Today's rally is the result of speculation that a European consortium is in the process of putting a plan together to aid Greece.    Nothing is concrete at this point,  but it's largely expected that some bailout will come out of this and limit contagion.    Market closed at 1070.50, which is right at the resistance point we’ve talked about this week.   The USD dropped significantly/ Euro ticked up and all of the commodity related names moved higher as a result.    We have been playing some commodity names off our list today and we do feel there's a good probability that the momentum lasts a bit longer in this sector given the current relevance to a bailout.    As far as the overall market,  it's just a bit hard to imagine that market can start a meaningful leg up any time soon.    It's definitely somewhat healthy for this market to settle down its emotion and repair its recent technical damage.   Ideally, we need to test the recent bottom at some point to call 1044 a bottom. 

In addition, even though the earnings reports have slowed, some names are still showing this market good stuff and overall market is reacting better on an individual stock basis.    In AH tonight, we had DIS BIDU NTGR  report better than expected#'s that appear to be pleasing investors in AMC trading.   Also, VECO, HAR  had excellent reactions and many so-so reports still had upside.   This could be the blessing we noted of getting past the peak of earnings in January as sentiment is changing towards reports.  The oversold conditions of many reporting stocks producing so-so called reports now have basically priced in all the possible bad stuff.

Bottom line, it's only 2 trading days down and already it feels like a long week.   We'll definitely have more Greece related headlines coming our way during the next few days.  Hopefully,  it's positive to keep USD to the downside and give equities a fighting chance.  If this is the case, we do like a trade in the commods here as the short covering alone can give it some nice upside at this point.  *A possible new/ big saga is brewing in US/China relations and will likely takeover the headlines very soon.
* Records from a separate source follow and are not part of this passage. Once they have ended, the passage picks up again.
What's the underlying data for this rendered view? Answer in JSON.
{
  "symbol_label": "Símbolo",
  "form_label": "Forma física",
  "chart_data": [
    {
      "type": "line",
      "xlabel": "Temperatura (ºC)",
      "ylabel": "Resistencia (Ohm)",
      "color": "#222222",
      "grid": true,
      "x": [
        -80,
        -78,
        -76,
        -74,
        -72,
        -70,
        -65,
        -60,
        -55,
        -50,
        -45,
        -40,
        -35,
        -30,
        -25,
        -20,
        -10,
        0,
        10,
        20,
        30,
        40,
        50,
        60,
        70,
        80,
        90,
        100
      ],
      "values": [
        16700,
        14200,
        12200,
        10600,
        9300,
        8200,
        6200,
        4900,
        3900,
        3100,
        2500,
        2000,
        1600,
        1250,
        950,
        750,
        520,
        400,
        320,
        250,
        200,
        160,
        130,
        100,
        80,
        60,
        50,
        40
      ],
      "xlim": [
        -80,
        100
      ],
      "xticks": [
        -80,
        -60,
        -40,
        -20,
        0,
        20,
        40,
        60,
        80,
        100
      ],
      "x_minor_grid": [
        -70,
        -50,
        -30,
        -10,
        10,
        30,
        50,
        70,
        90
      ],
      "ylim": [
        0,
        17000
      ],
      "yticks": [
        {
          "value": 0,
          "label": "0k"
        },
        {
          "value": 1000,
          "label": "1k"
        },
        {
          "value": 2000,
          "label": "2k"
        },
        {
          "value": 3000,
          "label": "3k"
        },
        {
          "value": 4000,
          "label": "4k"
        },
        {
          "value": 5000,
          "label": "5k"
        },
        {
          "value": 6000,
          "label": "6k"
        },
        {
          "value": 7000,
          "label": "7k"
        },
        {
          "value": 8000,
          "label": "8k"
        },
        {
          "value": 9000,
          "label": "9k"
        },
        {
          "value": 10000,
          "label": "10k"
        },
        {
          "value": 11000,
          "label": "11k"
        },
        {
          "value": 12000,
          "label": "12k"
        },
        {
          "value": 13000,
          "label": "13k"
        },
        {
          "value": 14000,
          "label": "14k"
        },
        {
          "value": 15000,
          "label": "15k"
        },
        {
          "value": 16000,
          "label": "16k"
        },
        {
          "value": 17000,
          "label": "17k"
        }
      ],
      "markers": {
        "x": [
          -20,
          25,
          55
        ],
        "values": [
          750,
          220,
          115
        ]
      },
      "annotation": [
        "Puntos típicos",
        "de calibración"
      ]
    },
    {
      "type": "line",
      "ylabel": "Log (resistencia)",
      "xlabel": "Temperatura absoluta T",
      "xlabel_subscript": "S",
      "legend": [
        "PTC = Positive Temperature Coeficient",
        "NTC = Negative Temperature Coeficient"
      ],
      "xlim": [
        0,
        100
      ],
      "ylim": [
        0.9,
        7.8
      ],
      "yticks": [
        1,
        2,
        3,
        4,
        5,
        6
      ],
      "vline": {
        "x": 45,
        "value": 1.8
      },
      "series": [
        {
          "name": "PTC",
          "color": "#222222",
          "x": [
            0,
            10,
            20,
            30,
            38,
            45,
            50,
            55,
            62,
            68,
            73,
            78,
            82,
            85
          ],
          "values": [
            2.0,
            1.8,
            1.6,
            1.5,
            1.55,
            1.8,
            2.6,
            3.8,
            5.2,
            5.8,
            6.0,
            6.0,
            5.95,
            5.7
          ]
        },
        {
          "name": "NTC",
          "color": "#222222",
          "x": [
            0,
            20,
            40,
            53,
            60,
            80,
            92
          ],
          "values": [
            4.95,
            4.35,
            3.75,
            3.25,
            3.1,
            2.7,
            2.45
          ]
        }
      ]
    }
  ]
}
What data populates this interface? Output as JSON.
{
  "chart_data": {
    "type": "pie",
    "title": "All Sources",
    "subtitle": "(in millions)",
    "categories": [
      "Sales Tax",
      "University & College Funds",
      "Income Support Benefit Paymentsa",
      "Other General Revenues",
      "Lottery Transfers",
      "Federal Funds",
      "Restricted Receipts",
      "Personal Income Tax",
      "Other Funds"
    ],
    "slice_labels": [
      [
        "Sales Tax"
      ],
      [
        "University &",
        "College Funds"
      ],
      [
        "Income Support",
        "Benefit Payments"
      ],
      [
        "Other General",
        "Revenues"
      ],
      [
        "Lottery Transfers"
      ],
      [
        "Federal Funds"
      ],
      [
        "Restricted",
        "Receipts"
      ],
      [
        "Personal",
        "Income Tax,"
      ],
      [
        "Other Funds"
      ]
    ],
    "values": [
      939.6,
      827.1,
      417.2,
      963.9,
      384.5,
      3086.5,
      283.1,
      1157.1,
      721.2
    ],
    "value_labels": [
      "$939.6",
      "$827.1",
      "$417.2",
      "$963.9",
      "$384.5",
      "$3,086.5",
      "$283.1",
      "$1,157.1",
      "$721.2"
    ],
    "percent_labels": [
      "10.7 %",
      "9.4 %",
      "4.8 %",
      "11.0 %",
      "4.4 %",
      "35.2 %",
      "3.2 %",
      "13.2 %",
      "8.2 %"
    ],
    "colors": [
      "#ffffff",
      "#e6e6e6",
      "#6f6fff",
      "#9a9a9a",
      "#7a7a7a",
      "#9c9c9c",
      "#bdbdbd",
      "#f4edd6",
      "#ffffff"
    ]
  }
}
Today was simply what Monday was supposed to be after market reversed on Friday.  Today’s news of a probable resolution was the expectation this weekend.   After Friday’s close of 1066, today was the follow -through you can say as we hit H1079 with individual stocks getting better action than on late Friday’s ETF surge.   It is not overstating that now when the Greece bailout is finalized, we may get a sell on the news reaction.   The action from 1044 to 1079 may have priced in the majority of a resolution.   This does not mean commods can’t continue as the probable currency affect of a bailout should help commodity linked stocks.